本発明は、自動二輪車1以外の任意の鞍乗型車両に適用することができる。例えば、自動三輪車、ATV、スノーモービル、自転車等に本発明を適用することができる。なお、鞍乗型車両とは、乗員が鞍にまたがるような状態で乗車する車両全般を指している。
本発明の図示実施形態を幾つかここに記載した。本発明は、ここに記載した各種の好ましい実施形態に限定されるものではない。本発明は、この開示に基づいて当業者によって認識され得る、均等な要素、修正、削除、組み合わせ(例えば、各種実施形態に跨る特徴の組み合わせ)、改良及び/又は変更を含むあらゆる実施形態をも包含する。クレームの限定事項はそのクレームで用いられた用語に基づいて広く解釈されるべきであり、本明細書あるいは本願のプロセキューション中に記載された実施形態に限定されるべきではない。そのような実施形態は非排他的であると解釈されるべきである。

Claims (9)

  1. バーハンドルの回転を車輪に伝達する操舵系に対して、トルクを付与する回転補助装置であって、
    前記操舵系に付与するトルクを発生させる駆動部を備え、
    前記駆動部は、前記バーハンドルの操舵トルクと同じ方向であるプラス方向のトルク、及び、前記操舵トルクと反対方向であるマイナス方向のトルクを含む範囲でトルクを発生するよう制御され、
    前記操舵トルクが第1閾値より大きいときに、車速が上昇すると前記駆動部のトルクが、前記プラス方向から前記マイナス方向へ転じる、操舵補助装置。
  2. 請求項1に記載の回転補助装置であって、
    前記操舵トルクが前記第1閾値より大きいときに、前記車速が第2閾値を越えると前記駆動部のトルクが前記プラス方向から前記マイナス方向へ転じる、操舵補助装置。
  3. 請求項2に記載の回転補助装置であって、
    前記操舵トルクが前記第1閾値より大きいときに、前記車速が、前記第2閾値から第3閾値の間である場合に、前記駆動部のトルクが前記マイナス方向となる、回転補助装置。
  4. 請求項3に記載の回転補助装置であって、
    前記車速が前記第2閾値より小さいときの、所定の大きさの操舵トルクに対して前記駆動部から付与されるプラス方向のトルクの最大値は、前記車速が前記第3閾値より大きいときの、前記所定の大きさの操舵トルクに対して前記駆動部から付与されるプラス方向のトルクの最大値より、大きい、回転補助装置。

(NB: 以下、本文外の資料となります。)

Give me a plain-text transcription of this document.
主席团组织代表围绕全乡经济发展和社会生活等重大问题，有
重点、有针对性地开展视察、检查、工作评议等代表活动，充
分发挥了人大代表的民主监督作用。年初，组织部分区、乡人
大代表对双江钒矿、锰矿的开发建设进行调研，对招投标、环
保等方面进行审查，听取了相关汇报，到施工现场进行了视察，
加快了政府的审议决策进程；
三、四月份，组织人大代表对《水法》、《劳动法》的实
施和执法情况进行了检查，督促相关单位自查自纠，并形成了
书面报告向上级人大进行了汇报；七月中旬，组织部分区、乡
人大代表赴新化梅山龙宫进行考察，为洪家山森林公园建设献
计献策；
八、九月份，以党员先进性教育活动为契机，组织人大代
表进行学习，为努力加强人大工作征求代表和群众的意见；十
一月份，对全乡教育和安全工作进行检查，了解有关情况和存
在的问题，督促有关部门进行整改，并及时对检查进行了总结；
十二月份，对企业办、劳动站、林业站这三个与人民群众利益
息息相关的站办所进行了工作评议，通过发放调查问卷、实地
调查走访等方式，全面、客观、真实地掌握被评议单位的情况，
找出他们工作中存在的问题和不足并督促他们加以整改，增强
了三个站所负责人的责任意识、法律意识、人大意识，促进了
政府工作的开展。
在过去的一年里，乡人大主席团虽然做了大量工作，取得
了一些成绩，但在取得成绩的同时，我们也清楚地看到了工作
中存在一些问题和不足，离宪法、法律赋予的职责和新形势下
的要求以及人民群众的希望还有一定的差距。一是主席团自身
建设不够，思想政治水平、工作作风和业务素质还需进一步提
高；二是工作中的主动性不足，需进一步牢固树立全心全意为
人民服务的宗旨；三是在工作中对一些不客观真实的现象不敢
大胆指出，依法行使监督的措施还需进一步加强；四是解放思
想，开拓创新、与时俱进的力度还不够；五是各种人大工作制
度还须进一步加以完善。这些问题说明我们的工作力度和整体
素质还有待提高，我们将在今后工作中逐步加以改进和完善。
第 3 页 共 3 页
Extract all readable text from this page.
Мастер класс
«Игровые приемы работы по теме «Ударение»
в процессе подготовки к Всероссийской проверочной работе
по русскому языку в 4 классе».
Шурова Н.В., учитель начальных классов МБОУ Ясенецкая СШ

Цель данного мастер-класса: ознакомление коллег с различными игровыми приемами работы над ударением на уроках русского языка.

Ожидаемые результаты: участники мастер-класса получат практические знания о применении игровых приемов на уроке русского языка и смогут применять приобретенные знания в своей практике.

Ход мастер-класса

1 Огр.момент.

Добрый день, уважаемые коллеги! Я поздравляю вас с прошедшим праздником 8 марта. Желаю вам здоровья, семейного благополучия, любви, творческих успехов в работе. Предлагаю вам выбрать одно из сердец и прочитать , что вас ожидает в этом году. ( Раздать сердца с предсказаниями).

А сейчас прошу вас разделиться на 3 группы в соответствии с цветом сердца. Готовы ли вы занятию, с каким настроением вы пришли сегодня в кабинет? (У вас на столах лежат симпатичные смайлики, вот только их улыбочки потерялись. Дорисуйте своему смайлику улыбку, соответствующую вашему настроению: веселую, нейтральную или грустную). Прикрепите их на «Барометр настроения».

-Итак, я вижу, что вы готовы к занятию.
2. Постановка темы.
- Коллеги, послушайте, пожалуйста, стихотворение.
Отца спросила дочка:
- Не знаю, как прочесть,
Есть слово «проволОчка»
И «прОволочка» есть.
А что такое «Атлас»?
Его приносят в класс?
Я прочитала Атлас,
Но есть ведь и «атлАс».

  5. 請求項1〜4のいずれか1項に記載の回転補助装置であって、
    前記駆動部のトルクが、前記プラス方向から前記マイナス方向へ転じた後、さらに車速が上昇すると、前記駆動部のトルクの大きさは、車速の上昇に伴って小さくなるよう制御される、回転補助装置。
  6. 請求項1〜5のいずれか1項に記載の回転補助装置であって、
    前記駆動部のトルクが前記プラス方向の場合、前記操舵トルクが増加するに従って前記駆動部のトルクが大きくなる、回転補助装置。
  7. 請求項1〜6のいずれか1項に記載の回転補助装置であって、
    前記バーハンドルの操舵トルクを検出するトルク検出部と、
    前記車速を検出する車速センサと、
    前記トルク検出部で検出された操舵トルクと、前記車速センサで検出された車速に基づいて前記駆動部を制御する駆動制御部とを備える、回転補助装置。
  8. 請求項1〜7のいずれか1項に記載の回転補助装置を備える、鞍乗型車両。
  9. バーハンドルの回転を車輪に伝達する操舵系へトルクを付与する回転補助方法であって、
    駆動部に、前記バーハンドルの操舵トルクと同じ方向であるプラス方向のトルクを発生させ、発生したトルクを前記操舵系へ伝達する工程と、
    前記駆動部に、前記操舵トルクと反対方向であるマイナス方向のトルクを発生させ、発生したトルクを前記操舵系へ伝達する工程とを有し、
    前記操舵トルクが第1閾値以上のときに車速が上昇すると前記駆動部のトルクが前記プラス方向から前記マイナス方向へ転じる、回転補助方法。